Он расставил вокруг мраморного стола в патио несколько кресел, волоча их по полу, и на какое-то время оставил людей из СНИ слушать журчание воды в фонтане. Вернулся он с холодным пивом, маслинами, каперсами, маринованным чесноком, хрустящим картофелем, хлебом, сыром и хамоном. Они поели, попили, поговорили о шансах испанской сборной на чемпионате мира в Германии: вечно одно и то же — команда, состоящая из гениальных игроков, и надежды, которые никогда не сбываются.
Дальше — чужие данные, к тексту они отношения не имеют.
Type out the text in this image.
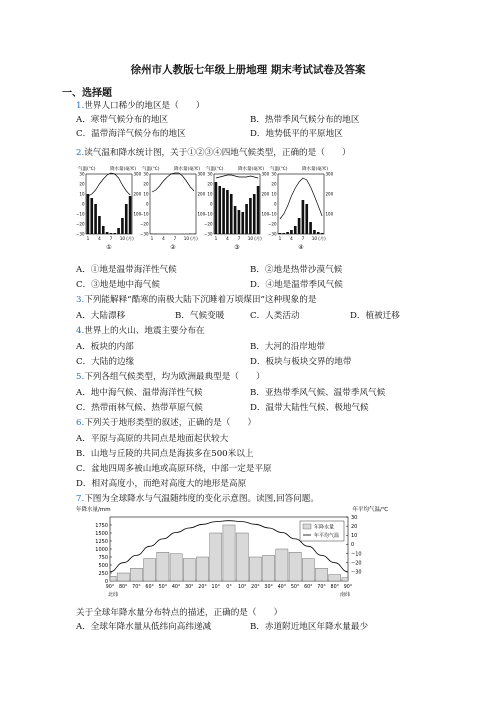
徐州市人教版七年级上册地理 期末考试试卷及答案
一、选择题
1.世界人口稀少的地区是（　　）
A．寒带气候分布的地区	B．热带季风气候分布的地区
C．温带海洋气候分布的地区	D．地势低平的平原地区
2.读气温和降水统计图，关于①②③④四地气候类型，正确的是（　　）
气温(℃)	降水量(毫米)
30
20
10
0
−10
−20
−30
300
200
100
1 4 7 10 (月)
①
气温(℃)	降水量(毫米)
30
20
10
0
−10
−20
−30
300
200
100
1 4 7 10 (月)
②
气温(℃)	降水量(毫米)
30
20
10
0
−10
−20
−30
300
200
100
1 4 7 10 (月)
③
气温(℃)	降水量(毫米)
30
20
10
0
−10
−20
−30
300
200
100
1 4 7 10 (月)
④
A．①地是温带海洋性气候	B．②地是热带沙漠气候
C．③地是地中海气候	D．④地是温带季风气候
3.下列能解释“酷寒的南极大陆下沉睡着万顷煤田”这种现象的是
A．大陆漂移	B．气候变暖	C．人类活动	D．植被迁移
4.世界上的火山、地震主要分布在
A．板块的内部	B．大河的沿岸地带
C．大陆的边缘	D．板块与板块交界的地带
5.下列各组气候类型，均为欧洲最典型是（　　）
A．地中海气候、温带海洋性气候	B．亚热带季风气候、温带季风气候
C．热带雨林气候、热带草原气候	D．温带大陆性气候、极地气候
6.下列关于地形类型的叙述，正确的是（　　）
A．平原与高原的共同点是地面起伏较大
B．山地与丘陵的共同点是海拔多在500米以上
C．盆地四周多被山地或高原环绕，中部一定是平原
D．相对高度小，而绝对高度大的地形是高原
7.下图为全球降水与气温随纬度的变化示意图。读图,回答问题。
年降水量/mm	年平均气温/℃
1750
1500
1250
1000
750
500
250
0
30
20
10
0
−10
−20
−30
年降水量
年平均气温
90° 80° 70° 60° 50° 40° 30° 20° 10° 0° 10° 20° 30° 40° 50° 60° 70° 80° 90°
北纬	南纬
关于全球年降水量分布特点的描述，正确的是（　　）
A．全球年降水量从低纬向高纬递减	B．赤道附近地区年降水量最少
— Вы понимаете, почему мы захотели с вами поговорить? — спросил Пабло, который казался теперь более расслабленным, не таким неусыпным наблюдателем.
— Это имеет отношение к моим марокканским связям, как мне сказали.
— Вы представляете для нас большой интерес, — сообщил Пабло. — Не станем скрывать, мы уже довольно долго за вами следим.
— Я не уверен, что у меня сейчас подходящее мировоззрение для работы в секретных службах. Если бы вы предложили мне это пять лет назад, тогда, может быть, вы бы нашли во мне идеального кандидата…
— А что такое, по-вашему, идеальный кандидат? — поинтересовался Хуан.
— Человек, который уже многое скрывает от мира, от семьи, от жены и от себя. Несколько государственных тайн в придачу не станут для него большим бременем.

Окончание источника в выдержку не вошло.